More interesting still are the figures in real terms. Debt is calculated in nominal terms, not real terms. So if you owe £100, and pay back £2 a year, it is going to take a long time to get it all paid off. But if inflation is also running at 5% a year, and you are repaying debt, it is going to come down pretty quickly when you measure it in real terms.

Inflation is pushing down real wages as well. Right now, average wages are growing at a rate of around 2% annually – slightly above that figure in the private sector and slightly below it in the public sector, where there are widespread wage freezes. So, in effect, wages are being cut by 2%-3% annually. Compound that up and over a five-year period we are going to see a very substantial cut in earnings. That is painful for the ordinary families involved. But it is good for the economy. It makes our firms a lot more competitive. In France, for example, wages are growing by 2% annually in the latest quarter, roughly the same as eurozone inflation. They are static in real terms, while British wages are falling.

The pound has been substantially devalued – since 2008, it has dropped by about 30% against its major trading partners. It may well fall again: countries with rapid inflation usually see their exchange rates fall sharply in value against harder currencies. Add up the internal devaluation – the cuts in real wages – and this external devaluation and Britain may soon be one of the most competitive major developed nations.
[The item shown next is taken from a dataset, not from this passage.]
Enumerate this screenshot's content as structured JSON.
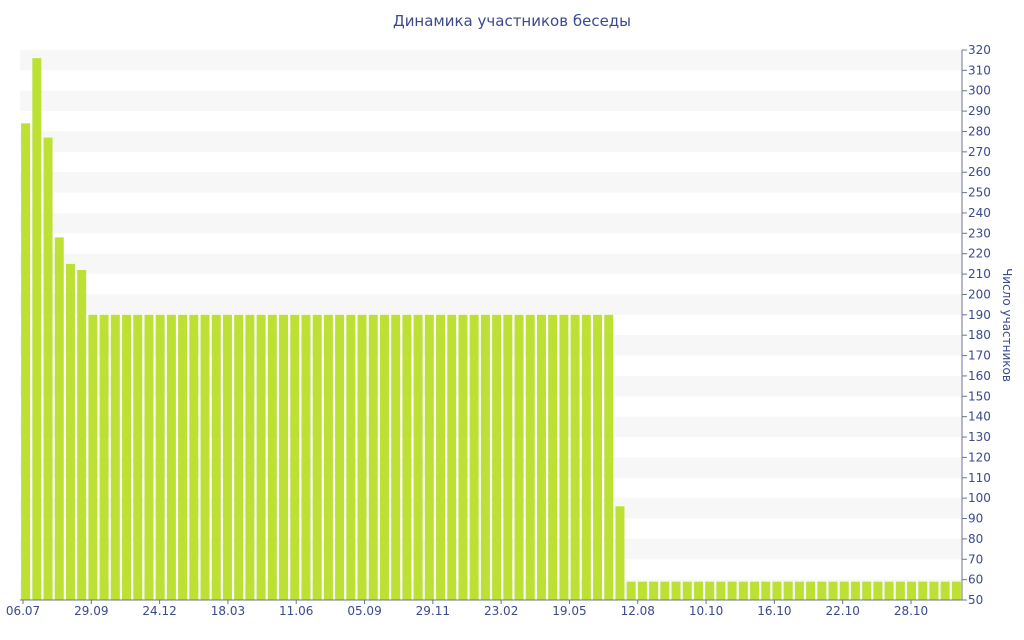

There are risks, of course. We have no way of knowing whether inflation will stay under control. Moderate inflation might be doing a lot of good, but putting the genie back in the bottle once it has been released is not going to be easy.

Moreover, the Bank of England hasn’t owned up to the fact that it is trying to inflate away our debts. But just because a policy is immoral and dishonest doesn’t mean it isn’t going to work. So long as hyper-inflation and a currency collapse can be avoided – and there is no sign of either yet – Britain may well emerge in a few years’ time with relatively low debts and in decent competitive shape. Given where we started from, that would be quite an achievement.